実り多い幸せな人生を送るために

真に人間らしく実り多い,生きる喜びや希望に満ちた幸せな人生を送るために

 人生は,すなわち,私たちがこの世の中で生きることができるチャンスは,たった一度きりです。せっかくなら,生きる喜びや希望に満ちた幸せな人生を送りたいものです。そして,できることなら,幸せなだけでなく,真に人間らしく実り多い,自分にとってのみならず他者や社会にとっても有益な人生を送りたいものです。    私たちの土台を作っているのは,過去の経験,さらに言えば遺伝です。また,私たちが環境から受ける影響もけっして小さくありません。しかし,それらによって私たちの人生のすべてが決まってしまうわけではありません。私たちは過去の経験や遺伝や環境の奴隷ではありません。実際,過去を変えることはできませんが,現在や未来なら,自分の意志や努力によって変えることが可能です。また,環境を自分の思い通りに変えることはできませんが,自分を変えることは自分の意志や努力次第です。どのような過去を持とうが,どのような環境に置かれようが,どのような現在・未来を実現しようとするのか,どのような心構えや心がけで生きていくのかを決めるのは自分なのですから,自分の人生に責任を持つ覚悟や,人生を自分の努力によって切り開いていこうとする強い意志がある限り,実り多い幸せな人生を送ることは誰にでも可能であると私は信じています。        皆様の人生が,実り多い幸せなものでありますように!
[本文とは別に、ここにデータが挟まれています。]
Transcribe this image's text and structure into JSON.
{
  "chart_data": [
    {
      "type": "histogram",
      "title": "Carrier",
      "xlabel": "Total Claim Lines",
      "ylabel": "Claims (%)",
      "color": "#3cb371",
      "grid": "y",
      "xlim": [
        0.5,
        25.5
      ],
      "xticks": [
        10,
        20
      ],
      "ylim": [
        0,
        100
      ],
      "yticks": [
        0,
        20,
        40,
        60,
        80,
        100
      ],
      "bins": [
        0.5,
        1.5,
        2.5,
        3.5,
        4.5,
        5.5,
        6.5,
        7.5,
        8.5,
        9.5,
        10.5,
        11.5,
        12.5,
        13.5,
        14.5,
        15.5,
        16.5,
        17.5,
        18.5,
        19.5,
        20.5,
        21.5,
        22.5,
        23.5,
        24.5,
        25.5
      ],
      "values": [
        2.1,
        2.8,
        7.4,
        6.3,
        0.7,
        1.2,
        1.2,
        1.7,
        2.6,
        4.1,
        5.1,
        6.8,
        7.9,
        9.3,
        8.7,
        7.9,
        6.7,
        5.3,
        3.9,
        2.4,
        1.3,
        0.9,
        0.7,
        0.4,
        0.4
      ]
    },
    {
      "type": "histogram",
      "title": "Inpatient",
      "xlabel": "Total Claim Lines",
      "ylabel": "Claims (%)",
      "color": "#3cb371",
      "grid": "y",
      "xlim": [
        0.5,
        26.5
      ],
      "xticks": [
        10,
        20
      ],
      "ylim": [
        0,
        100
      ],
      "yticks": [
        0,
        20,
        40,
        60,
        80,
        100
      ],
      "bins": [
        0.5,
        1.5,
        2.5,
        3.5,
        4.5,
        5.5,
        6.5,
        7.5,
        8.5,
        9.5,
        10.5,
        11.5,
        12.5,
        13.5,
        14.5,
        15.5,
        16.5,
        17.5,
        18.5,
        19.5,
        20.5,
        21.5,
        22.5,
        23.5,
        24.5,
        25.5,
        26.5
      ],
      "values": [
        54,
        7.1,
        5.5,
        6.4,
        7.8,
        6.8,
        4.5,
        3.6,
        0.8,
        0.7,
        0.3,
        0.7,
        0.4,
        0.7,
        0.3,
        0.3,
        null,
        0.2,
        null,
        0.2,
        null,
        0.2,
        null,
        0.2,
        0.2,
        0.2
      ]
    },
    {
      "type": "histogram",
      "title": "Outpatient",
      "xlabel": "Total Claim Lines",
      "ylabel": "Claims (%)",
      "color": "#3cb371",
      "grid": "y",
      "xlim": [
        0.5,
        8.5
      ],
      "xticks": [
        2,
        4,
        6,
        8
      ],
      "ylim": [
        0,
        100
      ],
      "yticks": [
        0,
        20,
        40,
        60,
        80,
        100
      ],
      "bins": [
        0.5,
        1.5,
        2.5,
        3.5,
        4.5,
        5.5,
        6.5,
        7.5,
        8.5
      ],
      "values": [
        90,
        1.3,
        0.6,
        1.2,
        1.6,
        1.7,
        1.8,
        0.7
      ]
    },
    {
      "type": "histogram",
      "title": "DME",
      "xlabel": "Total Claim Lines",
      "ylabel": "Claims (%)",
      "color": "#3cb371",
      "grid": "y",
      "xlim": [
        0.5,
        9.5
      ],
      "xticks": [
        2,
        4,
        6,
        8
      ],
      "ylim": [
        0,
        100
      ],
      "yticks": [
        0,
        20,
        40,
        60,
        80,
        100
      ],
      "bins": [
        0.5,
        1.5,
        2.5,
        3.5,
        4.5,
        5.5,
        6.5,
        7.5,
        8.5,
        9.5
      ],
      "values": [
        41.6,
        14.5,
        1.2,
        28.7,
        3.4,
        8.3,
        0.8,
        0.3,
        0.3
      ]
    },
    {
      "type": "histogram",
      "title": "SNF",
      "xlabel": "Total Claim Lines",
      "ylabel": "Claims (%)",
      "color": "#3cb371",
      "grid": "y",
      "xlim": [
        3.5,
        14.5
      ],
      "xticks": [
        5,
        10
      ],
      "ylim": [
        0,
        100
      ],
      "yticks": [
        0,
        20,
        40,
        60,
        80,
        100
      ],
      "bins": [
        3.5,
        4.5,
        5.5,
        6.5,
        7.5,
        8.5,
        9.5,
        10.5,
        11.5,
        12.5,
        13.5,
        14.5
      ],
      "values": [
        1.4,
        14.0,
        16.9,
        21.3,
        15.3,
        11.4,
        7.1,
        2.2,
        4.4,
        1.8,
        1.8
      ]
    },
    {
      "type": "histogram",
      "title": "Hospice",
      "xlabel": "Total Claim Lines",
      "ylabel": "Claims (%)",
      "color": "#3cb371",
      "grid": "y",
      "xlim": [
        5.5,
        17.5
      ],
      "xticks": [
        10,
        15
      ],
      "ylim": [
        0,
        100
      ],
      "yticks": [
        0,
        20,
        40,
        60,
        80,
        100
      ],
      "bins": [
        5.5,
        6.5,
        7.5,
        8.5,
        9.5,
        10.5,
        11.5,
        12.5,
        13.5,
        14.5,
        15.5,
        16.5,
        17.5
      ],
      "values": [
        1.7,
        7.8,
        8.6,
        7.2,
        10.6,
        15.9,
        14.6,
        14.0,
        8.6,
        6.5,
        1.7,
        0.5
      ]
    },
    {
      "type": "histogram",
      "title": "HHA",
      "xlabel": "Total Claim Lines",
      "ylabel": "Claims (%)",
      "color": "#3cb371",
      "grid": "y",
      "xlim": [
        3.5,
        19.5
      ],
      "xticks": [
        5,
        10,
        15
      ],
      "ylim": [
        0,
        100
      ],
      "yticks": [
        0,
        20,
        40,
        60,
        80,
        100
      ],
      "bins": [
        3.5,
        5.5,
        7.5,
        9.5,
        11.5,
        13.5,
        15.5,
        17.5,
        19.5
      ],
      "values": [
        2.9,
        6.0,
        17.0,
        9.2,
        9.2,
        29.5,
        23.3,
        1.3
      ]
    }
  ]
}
(6)①自分の欲望にブレーキを掛ければ,自分の人生に満足することが可能になる。

 「足るを知る者は富む」とも言うように,自分の欲望にブレーキを掛け,自分の欲望を減らすことさえできれば,すなわち,自分をできる限り無欲・小欲の状態に近づけることさえできれば,たとえ必要最小限の物しか持っていなかったとしても,私たちは自分の人生に満足することが可能になりますし,自分が持っている物の豊かさや有り難さにも気づけるようになるのではないでしょうか。欲望の奴隷として,より多くの物(必要以上の物まで)を必死になって追い求め続けることもなくなり,また,より多くの物を手に入れようとして他者(ひいては,他国)と競い合ったり,パイを奪い合ったりするようなこともなくなり,心はかえって豊かになるのではないでしょうか。より多くの物を追い求め続けることは,必然的に,他者を競争相手(敵)と見なし,他者と敵対することにつながりますが,より多くの物を追い求め続けることをやめるなら,他者を協力相手(味方・仲間)と見なし,他者との間に友好的かつ協調的な信頼関係を築くことも,より容易になると思います。また,より多くの物を追い求め続けることをやめることで,自然環境に取り返しがつかないほどの大きな負荷をかけてしまう危険性も確実に低下すると思います。